One of the shop's first prototype race cars was a modified Ford Model A called the "Ferreirinha Especial". Ferreirinha's experience with Ford products led to a partnership between his company "Ed Ferreirinha & Irmão" (EFI) and the largest Ford dealership in Porto - Manuel Menéres. The partnership sought to promote automobile racing in Portugal.

===1936–1937===
The next major step Ferreirinha took was in 1936, when he designed and built a race car from the ground up using the Ford V8 engine. Three cars were built using this model. One of the cars was raced by Ferreirinha himself and the other two by Manoel de Oliveira and his brother Casimiro de Oliveira. The car placed well in both national and international races, including 1st place at the 1937 Estoril International Circuit and 3rd place at the 1938 Gávea Circuit (Rio de Janeiro). These initial cars had not been branded by Ferreirinha, but were simply referred to as "Ford Especial V8s".

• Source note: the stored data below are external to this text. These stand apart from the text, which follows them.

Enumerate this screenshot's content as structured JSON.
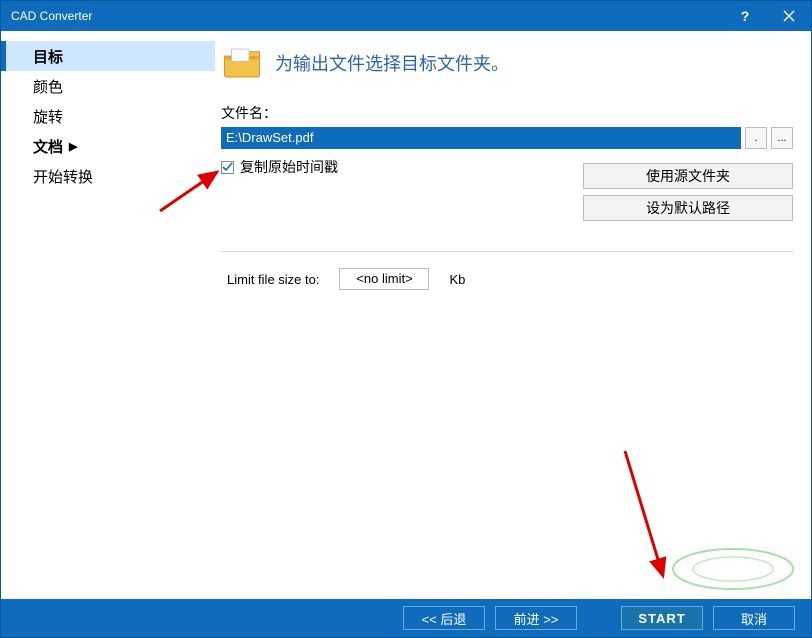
{
  "titlebar": {
    "title": "CAD Converter"
  },
  "sidebar": {
    "items": [
      {
        "label": "目标",
        "selected": true,
        "has_chevron": false,
        "bold": true
      },
      {
        "label": "颜色",
        "selected": false,
        "has_chevron": false,
        "bold": false
      },
      {
        "label": "旋转",
        "selected": false,
        "has_chevron": false,
        "bold": false
      },
      {
        "label": "文档",
        "selected": false,
        "has_chevron": true,
        "bold": true
      },
      {
        "label": "开始转换",
        "selected": false,
        "has_chevron": false,
        "bold": false
      }
    ]
  },
  "content": {
    "heading": "为输出文件选择目标文件夹。",
    "filename_label": "文件名：",
    "filepath_value": "E:\\DrawSet.pdf",
    "compact_btn_label": ".",
    "browse_btn_label": "...",
    "checkbox_label": "复制原始时间戳",
    "checkbox_checked": true,
    "btn_use_source": "使用源文件夹",
    "btn_set_default": "设为默认路径",
    "limit_label": "Limit file size to:",
    "limit_value": "<no limit>",
    "limit_unit": "Kb"
  },
  "bottom": {
    "back": "<< 后退",
    "forward": "前进 >>",
    "start": "START",
    "cancel": "取消"
  }
}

After the success of the Ford Especial V8s, Ferreirinha and Menéres decided to build a road version of the race car. The name EDFOR is often thought to have been formed from abbreviations of Eduardo (ED) and Ford (FOR), but it is actually derived from (ED)uardo (F)erreirinha and J(OR)ge (his brother).

The first public mention of the new brand was in the March 1937 issue of the ACP Magazine. The article mentioned that one of the most respected auto shops in Porto – Irmãos Ferreirinha – was still working on the EDFOR Automobile and that it would soon be available. It noted that the manufacturer was using a Ford motor, a modified frame, and a new body design that was hand-built by Portuguese workers.

The magazine O Volante then debuted the first image of the Edfor, with a drawing by Vital Ferreira. Further details were revealed by Eduardo Ferreirinha in an interview:

"(...)The Edfor cars are built in our shop with new parts, many transformed and others specially built by us. This initiative was born out of a lunch last September, at the Super Serviço Ford, when we had finished three special race cars from that brand. (...)"

The Edfor was unveiled to the public in April at the IX Salão Automóvel do Porto. The Edfor Grand Sport was a 2-seater with a torpedo-style aluminum body that weighed only 150 kg. The frame was made from a special cast alloy, which allowed the car to be very lightweight, weighing just 970 kg. (It is believed that this was the first time aluminium welding techniques were applied in Portugal, with Ferreirinha bringing them back from Czechoslovakia).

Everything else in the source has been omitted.